In this lesson, we will cover:

  • What is Scrapli AsyncIO?
  • Synchronous vs Asynchronous.
  • Asynchronous over multithreading and multiprocessing.
  • How to build a Scrapli AsyncIO script.

You can find the scripts and code for this lesson within the Scrapli repo under the directory: 002_scrapli_core/003_async/.

What is Scrapli Asynchronous?

Scrapli supports Python AsyncIO, or in other words asynchronous-based programming, by providing alternative async drivers and functions that can be used to build Scrapli AsyncIO-based scripts.

Synchronous vs Asynchronous

So what do I mean by Python AsyncIO (asynchronous programming)? As you will recall from the fundamentals section:

Synchronous support is the Python we all know and love – our code waits for something to complete before moving on.

Imagine we have 100 devices, each of which takes 5 seconds to return its config. It would take 500 seconds to collect all 100 configs, as we would call each function sequentially and only move on to the next one when the previous one was complete. But what is actually happening is: at the point when we send the request to the device we are blocked due to IO, i.e the input/output activities outside of Python that have to occur (the device responding to our request and sending the data back). Wouldn’t it be better if we could get Python to do something else whilst we were waiting for the IO to complete?

Python Asynchronous (via the asyncio module) provides a solution. Python Asynchronous allows us to suspend and resume functions, meaning Python is no longer blocked as previously described.

Another key thing to note is that this is all performed on a single core and a single thread.
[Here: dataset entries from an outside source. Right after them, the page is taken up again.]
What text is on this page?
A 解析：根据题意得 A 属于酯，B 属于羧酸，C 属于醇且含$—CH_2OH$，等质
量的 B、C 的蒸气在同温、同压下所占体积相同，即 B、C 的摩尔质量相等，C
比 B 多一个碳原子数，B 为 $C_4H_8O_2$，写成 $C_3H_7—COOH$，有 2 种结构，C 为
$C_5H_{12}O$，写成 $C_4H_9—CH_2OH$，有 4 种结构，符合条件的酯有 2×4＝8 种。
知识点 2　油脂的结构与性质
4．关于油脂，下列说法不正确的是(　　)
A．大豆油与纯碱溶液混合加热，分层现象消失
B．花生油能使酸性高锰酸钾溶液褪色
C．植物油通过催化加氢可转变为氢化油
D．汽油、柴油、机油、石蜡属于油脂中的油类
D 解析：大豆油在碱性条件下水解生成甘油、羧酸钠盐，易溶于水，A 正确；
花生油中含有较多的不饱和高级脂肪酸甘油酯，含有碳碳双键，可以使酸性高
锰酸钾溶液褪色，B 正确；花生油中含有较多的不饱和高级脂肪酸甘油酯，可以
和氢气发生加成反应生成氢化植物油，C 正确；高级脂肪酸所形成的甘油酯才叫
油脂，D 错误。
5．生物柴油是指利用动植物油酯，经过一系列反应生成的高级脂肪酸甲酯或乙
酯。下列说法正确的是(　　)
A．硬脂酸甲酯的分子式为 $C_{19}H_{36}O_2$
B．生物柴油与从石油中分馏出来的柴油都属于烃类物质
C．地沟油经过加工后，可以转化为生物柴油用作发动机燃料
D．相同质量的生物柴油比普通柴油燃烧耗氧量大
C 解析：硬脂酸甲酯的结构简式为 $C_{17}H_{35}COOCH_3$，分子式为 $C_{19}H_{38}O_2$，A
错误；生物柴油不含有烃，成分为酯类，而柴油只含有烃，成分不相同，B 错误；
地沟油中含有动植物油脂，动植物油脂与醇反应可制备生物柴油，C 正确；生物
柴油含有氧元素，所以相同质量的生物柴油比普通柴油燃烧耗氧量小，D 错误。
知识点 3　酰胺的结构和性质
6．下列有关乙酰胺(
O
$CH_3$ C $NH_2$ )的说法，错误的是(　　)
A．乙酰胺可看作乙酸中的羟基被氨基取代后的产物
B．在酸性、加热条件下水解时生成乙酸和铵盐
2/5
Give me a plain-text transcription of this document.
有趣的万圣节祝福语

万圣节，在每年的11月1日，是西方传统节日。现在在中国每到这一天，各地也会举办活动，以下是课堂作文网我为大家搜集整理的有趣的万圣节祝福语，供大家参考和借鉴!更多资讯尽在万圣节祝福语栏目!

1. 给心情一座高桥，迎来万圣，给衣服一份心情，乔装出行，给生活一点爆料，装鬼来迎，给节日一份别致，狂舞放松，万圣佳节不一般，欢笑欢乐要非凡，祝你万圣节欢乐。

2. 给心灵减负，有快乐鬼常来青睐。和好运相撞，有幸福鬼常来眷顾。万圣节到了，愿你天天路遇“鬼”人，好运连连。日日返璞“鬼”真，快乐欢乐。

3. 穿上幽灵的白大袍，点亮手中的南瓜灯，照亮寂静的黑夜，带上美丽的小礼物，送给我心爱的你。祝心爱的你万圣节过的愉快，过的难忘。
Therefore we are not actually performing any of our operations in parallel. Instead, we can think of asynchronous programming in Python as a way to:

efficiently schedule our tasks (functions) and how they are run within Python, in order to improve the time for our script to complete.

Why Not Use Multi-processing or Multi-threading?

So you may be asking, ‘Can we not just use multi-processing and multi-threading?’

As is often the case in IT, things are never black and white!

Multi-threading

As you may be aware, the CPython GIL (Global Interpreter Lock) has a limitation that no more than one thread can be in a state of execution at any one given moment. This lock is necessary mainly because CPython’s memory management is not thread-safe. Therefore you can run multiple threads, but the execution in its true sense will not be parallel. Multi-threading has previously been a good option when dealing with network devices as much of what occurs is IO-bound. So at the point a thread is bound to the IO (for example, waiting for the device to respond), another thread can be executed.

The main problem with multi-threading is the memory and resource overhead on the management and creation of multiple threads. This is where using asyncio, which is single-threaded, can provide advantages.